Затащили мы этого парня в дом, сгрузили на лавку. Тот уже был без сознания.
«Рассказывай!» – потребовал дед Мирон.
«Может, ты его посмотришь сперва? У него плечо раненое».
А дед руки в бока упер и смотрит на меня исподлобья:
«Рассказывай, Нютка, в чем дело, не то я его прирежу в два счета».
Я знала, что он не шутит. И быстро начала рассказывать. Все как было – с того момента, как пошла Бурашку доить. И про Люську рассказала, и про маму раненую, и про то, как солдат этот меня в хлеву «не заметил», и про то, что автомата у него и не было, и про то, что это я его в плечо ранила.
«Ранила? А че ж не убила? Ты ж меткая! – дед был раздосадован. – И что теперь нам делать?»
Я молчала.
Он качал головой:
«Нютка-Нютка, дура-девка, что ж ты натворила-то? И партизанам его сейчас уже не отдашь – спросят, пошто в дом пустили? Отпустить – так не уйдет никуда, слабый больно. Убить если только…»
«Дед… – я взмолилась, – деда! Он же… пожалел меня тогда. Я правду говорю, если бы не он, то меня б уж на свете не было!»

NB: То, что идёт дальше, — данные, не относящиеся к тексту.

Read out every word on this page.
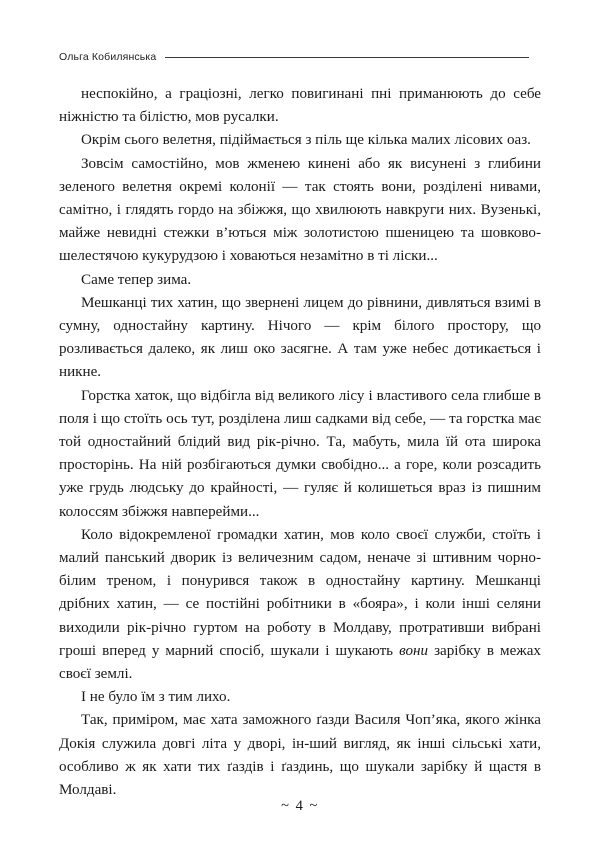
Ольга Кобилянська

неспокійно, а граціозні, легко повигинані пні приманюють до себе ніжністю та білістю, мов русалки.

Окрім сього велетня, підіймається з піль ще кілька малих лісових оаз.

Зовсім самостійно, мов жменею кинені або як висунені з глибини зеленого велетня окремі колонії — так стоять вони, розділені нивами, самітно, і глядять гордо на збіжжя, що хвилюють навкруги них. Вузенькі, майже невидні стежки в’ються між золотистою пшеницею та шовково-шелестячою кукурудзою і ховаються незамітно в ті ліски...

Саме тепер зима.

Мешканці тих хатин, що звернені лицем до рівнини, дивляться взимі в сумну, одностайну картину. Нічого — крім білого простору, що розливається далеко, як лиш око засягне. А там уже небес дотикається і никне.

Горстка хаток, що відбігла від великого лісу і властивого села глибше в поля і що стоїть ось тут, розділена лиш садками від себе, — та горстка має той одностайний блідий вид рік-річно. Та, мабуть, мила їй ота широка просторінь. На ній розбігаються думки свобідно... а горе, коли розсадить уже грудь людську до крайності, — гуляє й колишеться враз із пишним колоссям збіжжя навперейми...

Коло відокремленої громадки хатин, мов коло своєї служби, стоїть і малий панський дворик із величезним садом, неначе зі штивним чорно-білим треном, і понурився також в одностайну картину. Мешканці дрібних хатин, — се постійні робітники в «бояра», і коли інші селяни виходили рік-річно гуртом на роботу в Молдаву, протративши вибрані гроші вперед у марний спосіб, шукали і шукають вони зарібку в межах своєї землі.

І не було їм з тим лихо.

Так, приміром, має хата заможного ґазди Василя Чоп’яка, якого жінка Докія служила довгі літа у дворі, ін-ший вигляд, як інші сільські хати, особливо ж як хати тих ґаздів і ґаздинь, що шукали зарібку й щастя в Молдаві.

~ 4 ~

«Ладно, – он подошел к парню, положил пальцы на шею, – сердечко-то трепыхается. Давай-ка разденем его. Да рассказывай, еще что было».
Я и рассказала и про Гая за будкой, и про второго немца, что за сараем заваленный ветками лежит.
«Да-а-а, дела-а-а, – он глянул в окно, – поздно уже, ночью зверя не переиграешь, завтра пойдем», – потом посмотрел на лежащего на лавке человека. Подошел ближе.
Тот зашевелился, открыл глаза, испугался, попробовал встать.
Дед ему по-нашему:
«Лежи, не дергайся, я рану твою гляну».
Я то же самое сказала по-немецки и добавила:
«Это мой дед, он тебя вылечит. Лежи спокойно».
Дед достал пару керосинок, велел мне держать – светить, а сам давай солдата за плечо трогать-ощупывать, потом принес скрученную короткую веревку из вяленой кожи, еще перекрутил и сунул солдату в зубы:
«У тебя там пуля застряла, надо вынимать, больно будет, но кричать не смей, иначе ткну тебя ножом – и вся недолга, понял?»
Я перевела как умела.
«Погодь! – дед о чем-то вспомнил, ушел куда-то и вернулся с бутылкой водки, приподнял парня, поднес ко рту: – Пей!»
Тот, напрягая шею и захлебываясь, начал глотать, морщится, но пьет.
«Вот и ладно, – дед отнял бутыль, – а теперь давай перекладывайся на стол. Ишь, длиннющий какой!»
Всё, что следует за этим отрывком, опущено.